Tony Perkins, president of the Family Research Council, said the ruling was a victory for children, the rule law and religious liberty and free speech, “which are undermined anywhere marriage is redefined.”
One day later, however, the 7th Circuit Court of Appeals ruled 3-0 in a decision penned by a judge nominated by President Ronald Reagan that same-sex marriage bans in Indiana and Wisconsin are unconstitutional. Perkins said that decision, unlike Feldman’s the day before, was a “radical departure from natural law and the received wisdom of human history.”

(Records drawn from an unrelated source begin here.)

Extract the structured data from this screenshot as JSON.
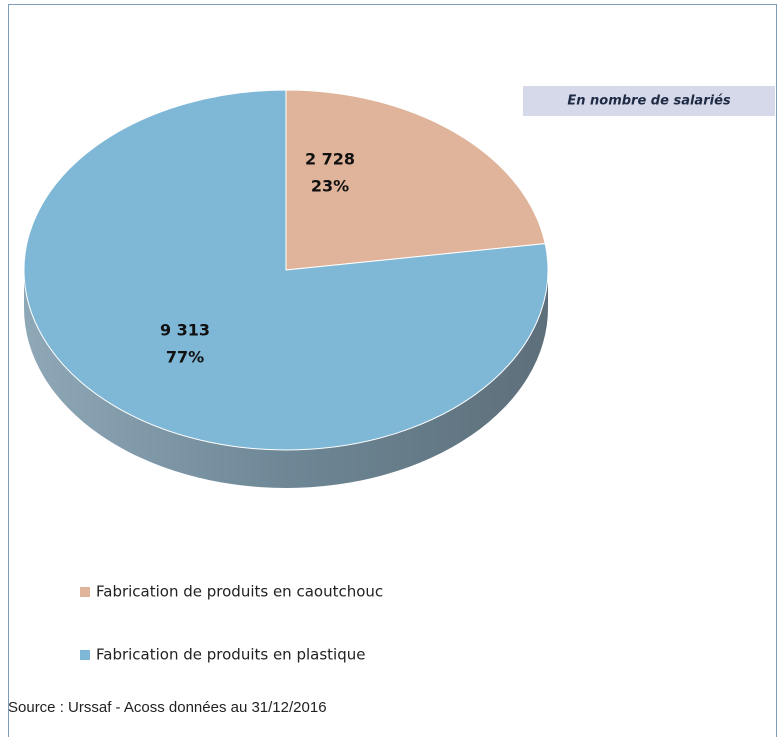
{
  "chart_data": {
    "type": "pie",
    "categories": [
      "Fabrication de produits en caoutchouc",
      "Fabrication de produits en plastique"
    ],
    "values": [
      2728,
      9313
    ],
    "value_labels": [
      "2 728",
      "9 313"
    ],
    "percents": [
      23,
      77
    ],
    "percent_labels": [
      "23%",
      "77%"
    ],
    "colors": [
      "#dfb49a",
      "#7fb8d6"
    ],
    "annotation": "En nombre de salariés",
    "source": "Source : Urssaf - Acoss données au 31/12/2016",
    "legend": "bottom-left"
  }
}
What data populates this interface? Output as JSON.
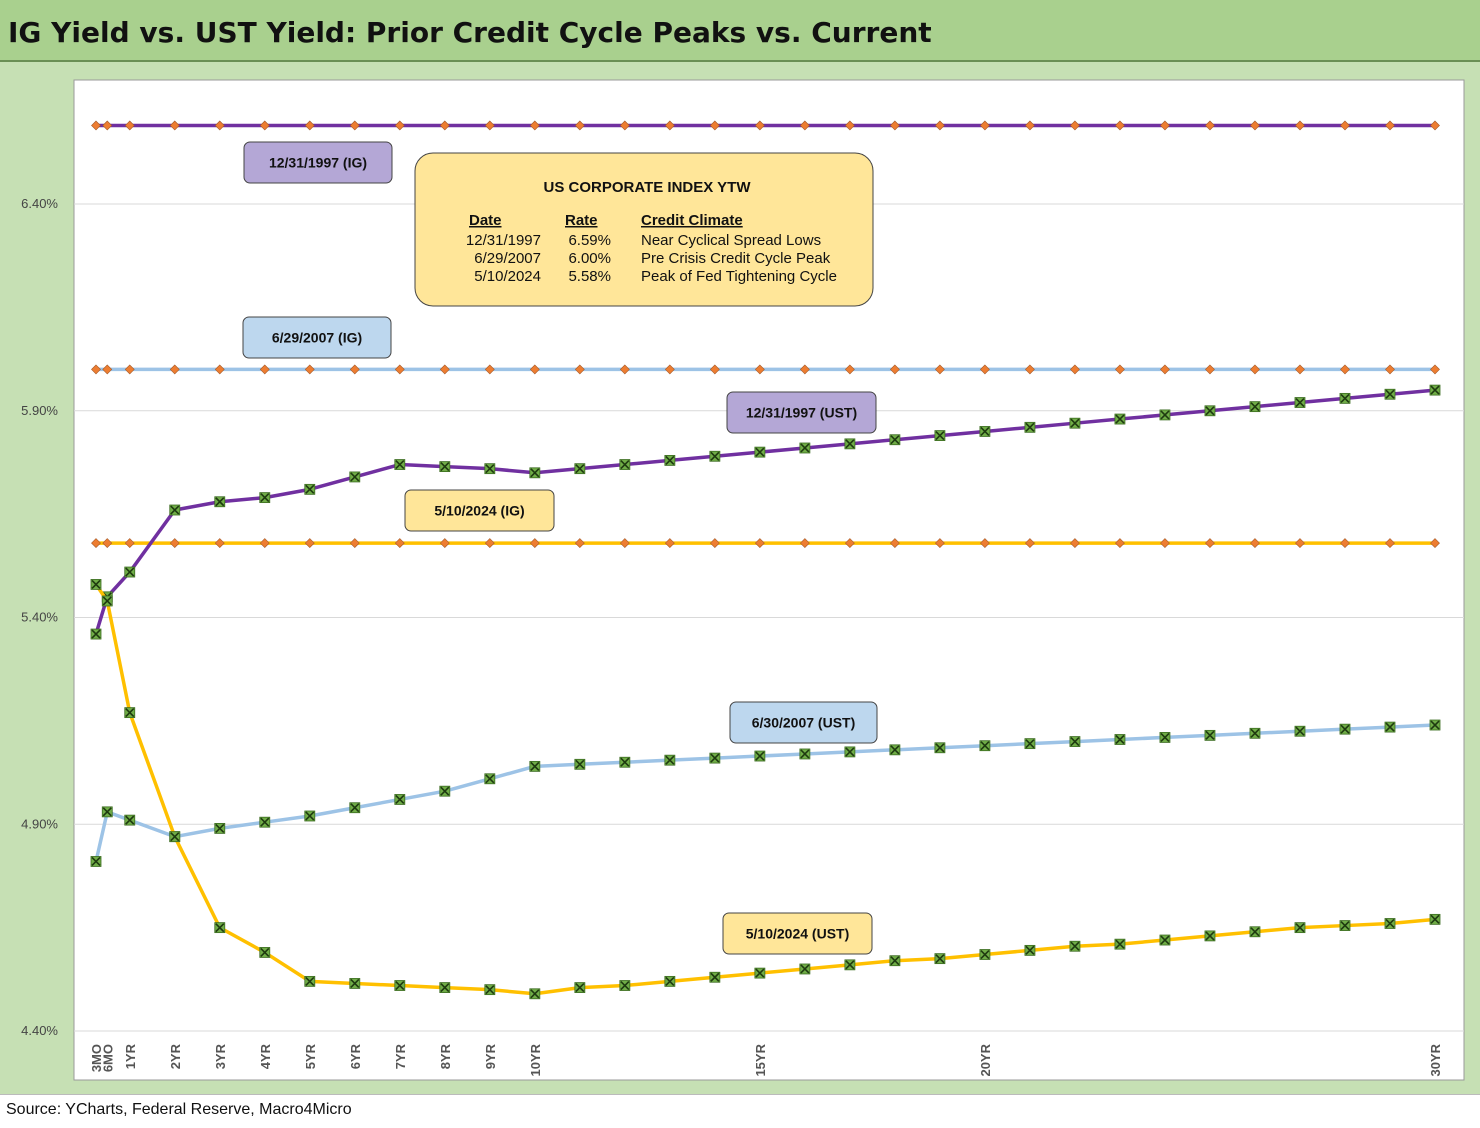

Feldman’s decision may not be the last to uphold a ban on same-sex marriage, but it is all but guaranteed to remain in the minority. No federal appeals court has yet to declare a state ban constitutional, although the 6th Circuit Court of Appeals when considering same-sex marriages bans in Michigan, Ohio, Tennessee and Kentucky last month seemed most skeptical of striking down such bans. Even an appeals court loss could work in the favor of marriage equality advocates by demonstrating a conflict among the circuits to the Supreme Court and need for the justices to resolve the matter.
“I think [Judge Feldman] clearly understood that his decision was at odds with every other court that has looked at this question and there are now more than 30 with judges appointed by Democratic and Republican presidents, Democratic and Republican governors, all coming to a different conclusion than the ones he offered up,” Wolfson says.
The decision to uphold the Louisiana ban will be appealed to the 5th Circuit Court of Appeals and even should it be reversed, Feldman’s view that the definition of marriage should be addressed through the democratic process seems likely to remain key in the ongoing debate over the right of same-sex couples to marry.
“Judge Feldman’s decision is an outlier, but will surely be brought up when a marriage case or cases reach the Supreme Court,” says Charles Joughin, spokesperson for the Human Rights Campaign.
With it appearing more and more likely that the Supreme Court will consider a same-sex marriage case next year, Feldman appeared to justify his decision to history and perhaps himself.
“It would no doubt be celebrated to be in the company of the near-unanimity of the many other federal courts that have spoken to this pressing issue, if this Court were confident in the belief that those cases provide a correct guide,” Feldman wrote. “Clearly, many other courts will have an opportunity to take up the issue of same-sex marriage; courts of appeals and, at some point, the U.S. Supreme Court. The decision of this Court is but one studied decision among many.”